The students I've been testing by phone the past 3 evenings (and will continue to test one more night) are all doing freshman employee training at their company. As part of their training at this early stage of the game, they are studying "manners".
The Japanese have very formal ways of handling social situations and are more rigid in business situations than a lot of other cultures. For example, the handling of business cards is something that people have to learn in Japan. When someone gives you a card, you have to take a good look at it, read it, and generally show great regard for the card. In western countries, we tend to cram them in our pockets or write extra information on them. Neither of these things is appropriate in Japan.
It seems ironic to me that my students are spending days studying manners but none of those manners seem to make a transition into their dealing with me on the phone. I've literally spoken to thousands of students (likely about 10,000) on the phone and it's very rare for them to deal with me in anything resembling an appropriate fashion. Attempts to teach students proper phone manners are made in the orientation material they are sent prior to doing telephone lessons and this is reinforced when the teachers speak to them but it's all pretty fruitless.
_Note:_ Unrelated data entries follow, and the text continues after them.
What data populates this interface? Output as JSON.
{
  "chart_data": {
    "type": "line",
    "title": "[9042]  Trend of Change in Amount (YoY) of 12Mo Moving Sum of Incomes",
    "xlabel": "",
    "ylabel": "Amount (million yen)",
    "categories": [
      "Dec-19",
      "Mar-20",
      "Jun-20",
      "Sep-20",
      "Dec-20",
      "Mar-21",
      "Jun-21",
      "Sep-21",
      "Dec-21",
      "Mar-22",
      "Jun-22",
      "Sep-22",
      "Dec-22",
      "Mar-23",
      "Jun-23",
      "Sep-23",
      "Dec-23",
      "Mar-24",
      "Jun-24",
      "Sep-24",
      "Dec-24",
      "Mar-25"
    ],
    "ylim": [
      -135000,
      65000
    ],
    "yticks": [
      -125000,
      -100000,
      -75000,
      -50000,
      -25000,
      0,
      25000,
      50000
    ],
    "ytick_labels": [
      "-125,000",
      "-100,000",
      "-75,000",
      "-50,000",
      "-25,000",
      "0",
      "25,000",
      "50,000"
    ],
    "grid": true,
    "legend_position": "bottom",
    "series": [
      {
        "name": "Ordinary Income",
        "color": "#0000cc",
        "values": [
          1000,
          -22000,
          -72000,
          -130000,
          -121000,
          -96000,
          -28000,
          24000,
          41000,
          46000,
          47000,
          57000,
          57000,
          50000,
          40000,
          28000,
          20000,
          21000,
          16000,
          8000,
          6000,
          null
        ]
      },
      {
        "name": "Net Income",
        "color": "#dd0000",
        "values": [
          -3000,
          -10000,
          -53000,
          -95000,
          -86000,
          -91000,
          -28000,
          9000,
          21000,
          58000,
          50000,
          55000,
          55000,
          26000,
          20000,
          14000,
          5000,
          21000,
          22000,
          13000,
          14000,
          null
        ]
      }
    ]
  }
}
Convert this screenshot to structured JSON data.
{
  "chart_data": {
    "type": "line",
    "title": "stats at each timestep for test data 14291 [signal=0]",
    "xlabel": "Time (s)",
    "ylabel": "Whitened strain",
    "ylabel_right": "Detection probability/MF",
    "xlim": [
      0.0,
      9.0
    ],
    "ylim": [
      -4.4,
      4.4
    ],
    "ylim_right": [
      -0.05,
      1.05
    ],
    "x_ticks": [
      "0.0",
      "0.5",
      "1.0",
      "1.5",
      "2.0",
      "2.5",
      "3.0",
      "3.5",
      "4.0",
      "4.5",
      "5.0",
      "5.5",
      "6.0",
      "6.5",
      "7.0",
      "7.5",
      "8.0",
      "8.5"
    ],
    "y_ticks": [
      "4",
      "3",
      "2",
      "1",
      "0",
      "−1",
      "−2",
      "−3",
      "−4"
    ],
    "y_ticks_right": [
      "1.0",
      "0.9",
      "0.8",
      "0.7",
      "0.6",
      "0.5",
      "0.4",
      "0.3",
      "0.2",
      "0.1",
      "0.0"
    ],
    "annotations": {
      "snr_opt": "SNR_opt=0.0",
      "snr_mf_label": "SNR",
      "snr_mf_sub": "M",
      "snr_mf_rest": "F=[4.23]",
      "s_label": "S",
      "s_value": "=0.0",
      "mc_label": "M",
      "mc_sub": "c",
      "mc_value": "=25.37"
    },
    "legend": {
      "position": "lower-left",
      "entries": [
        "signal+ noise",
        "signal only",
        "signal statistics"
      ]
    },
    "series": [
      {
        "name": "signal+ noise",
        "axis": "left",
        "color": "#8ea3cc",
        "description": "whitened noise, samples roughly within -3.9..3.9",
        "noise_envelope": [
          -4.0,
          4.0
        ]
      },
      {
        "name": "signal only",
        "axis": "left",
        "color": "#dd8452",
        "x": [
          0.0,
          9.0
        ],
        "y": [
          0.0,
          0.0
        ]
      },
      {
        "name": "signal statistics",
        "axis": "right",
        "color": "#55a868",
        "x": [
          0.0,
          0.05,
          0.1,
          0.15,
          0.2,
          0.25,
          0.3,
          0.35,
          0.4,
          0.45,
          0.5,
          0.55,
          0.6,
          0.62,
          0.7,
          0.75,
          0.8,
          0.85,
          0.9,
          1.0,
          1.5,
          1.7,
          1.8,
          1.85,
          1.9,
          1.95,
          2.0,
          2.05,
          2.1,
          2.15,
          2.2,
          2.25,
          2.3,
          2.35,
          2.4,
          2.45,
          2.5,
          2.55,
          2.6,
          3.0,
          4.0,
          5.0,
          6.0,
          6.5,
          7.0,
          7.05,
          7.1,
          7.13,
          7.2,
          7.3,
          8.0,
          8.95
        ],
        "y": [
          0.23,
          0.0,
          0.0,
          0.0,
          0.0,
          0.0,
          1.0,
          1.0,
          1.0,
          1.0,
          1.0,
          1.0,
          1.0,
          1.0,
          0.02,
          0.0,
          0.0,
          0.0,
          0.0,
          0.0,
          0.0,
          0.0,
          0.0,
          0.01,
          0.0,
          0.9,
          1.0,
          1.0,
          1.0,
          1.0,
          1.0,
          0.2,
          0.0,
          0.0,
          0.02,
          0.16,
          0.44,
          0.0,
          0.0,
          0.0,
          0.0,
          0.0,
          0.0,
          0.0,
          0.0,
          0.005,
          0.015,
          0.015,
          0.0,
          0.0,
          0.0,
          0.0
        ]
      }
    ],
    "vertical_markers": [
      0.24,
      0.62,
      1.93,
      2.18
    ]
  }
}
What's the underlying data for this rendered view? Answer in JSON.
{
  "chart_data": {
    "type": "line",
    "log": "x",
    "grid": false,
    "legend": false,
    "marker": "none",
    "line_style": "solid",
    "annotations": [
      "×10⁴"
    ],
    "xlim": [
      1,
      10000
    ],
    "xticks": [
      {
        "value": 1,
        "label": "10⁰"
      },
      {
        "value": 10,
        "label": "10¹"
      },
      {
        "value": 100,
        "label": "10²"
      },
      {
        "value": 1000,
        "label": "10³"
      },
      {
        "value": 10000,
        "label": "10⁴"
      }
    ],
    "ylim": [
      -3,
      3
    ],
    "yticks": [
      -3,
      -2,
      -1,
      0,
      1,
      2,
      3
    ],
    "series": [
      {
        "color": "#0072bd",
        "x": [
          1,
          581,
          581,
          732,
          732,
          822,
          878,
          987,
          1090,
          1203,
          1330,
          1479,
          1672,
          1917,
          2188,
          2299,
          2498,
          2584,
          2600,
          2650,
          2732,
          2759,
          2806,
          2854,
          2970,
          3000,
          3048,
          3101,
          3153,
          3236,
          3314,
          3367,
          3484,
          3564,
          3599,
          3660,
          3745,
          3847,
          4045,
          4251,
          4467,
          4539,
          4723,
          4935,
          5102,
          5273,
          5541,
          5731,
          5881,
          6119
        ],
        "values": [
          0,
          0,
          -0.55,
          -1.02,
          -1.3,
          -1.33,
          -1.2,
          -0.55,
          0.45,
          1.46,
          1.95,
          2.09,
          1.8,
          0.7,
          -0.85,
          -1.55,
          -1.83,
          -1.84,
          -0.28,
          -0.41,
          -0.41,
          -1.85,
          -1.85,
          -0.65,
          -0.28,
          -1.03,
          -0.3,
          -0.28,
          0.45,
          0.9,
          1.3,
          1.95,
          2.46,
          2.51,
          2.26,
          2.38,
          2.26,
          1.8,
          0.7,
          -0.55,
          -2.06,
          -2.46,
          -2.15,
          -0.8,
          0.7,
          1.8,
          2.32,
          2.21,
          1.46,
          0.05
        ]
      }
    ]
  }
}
Among the more troublesome of problems is the fact that a not insubstantial number of people fail to give their names at all when the call begins despite never having been introduced to the teacher nor having spoken to the teacher before. They also fail to say, "may I speak to (name of teacher)." I've overheard plenty of Japanese business calls and people always identify themselves and their company when placing calls so this isn't a cross-cultural difference. It's merely the students failing to apply the same level of manners to a call in English as they might a call in Japanese.
Additionally, it isn't uncommon for students to find it nearly impossible to say "goodbye" in response to the teacher saying, "goodbye." Ending a call can be extremely frustrating when you say, "thank you for speaking with me Mr. (name). Goodbye," and you're greeted with silence or the odd grunting sounds of someone struggling to figure out what to say.
I'm sure the largest part of the problem is the students are fairly terrified at the prospect of speaking English on the phone because they can't use body language to help them understand what is going on. However, it is baffling that so much of what should be common sense while speaking on the phone flies right out the window the minute the language changes.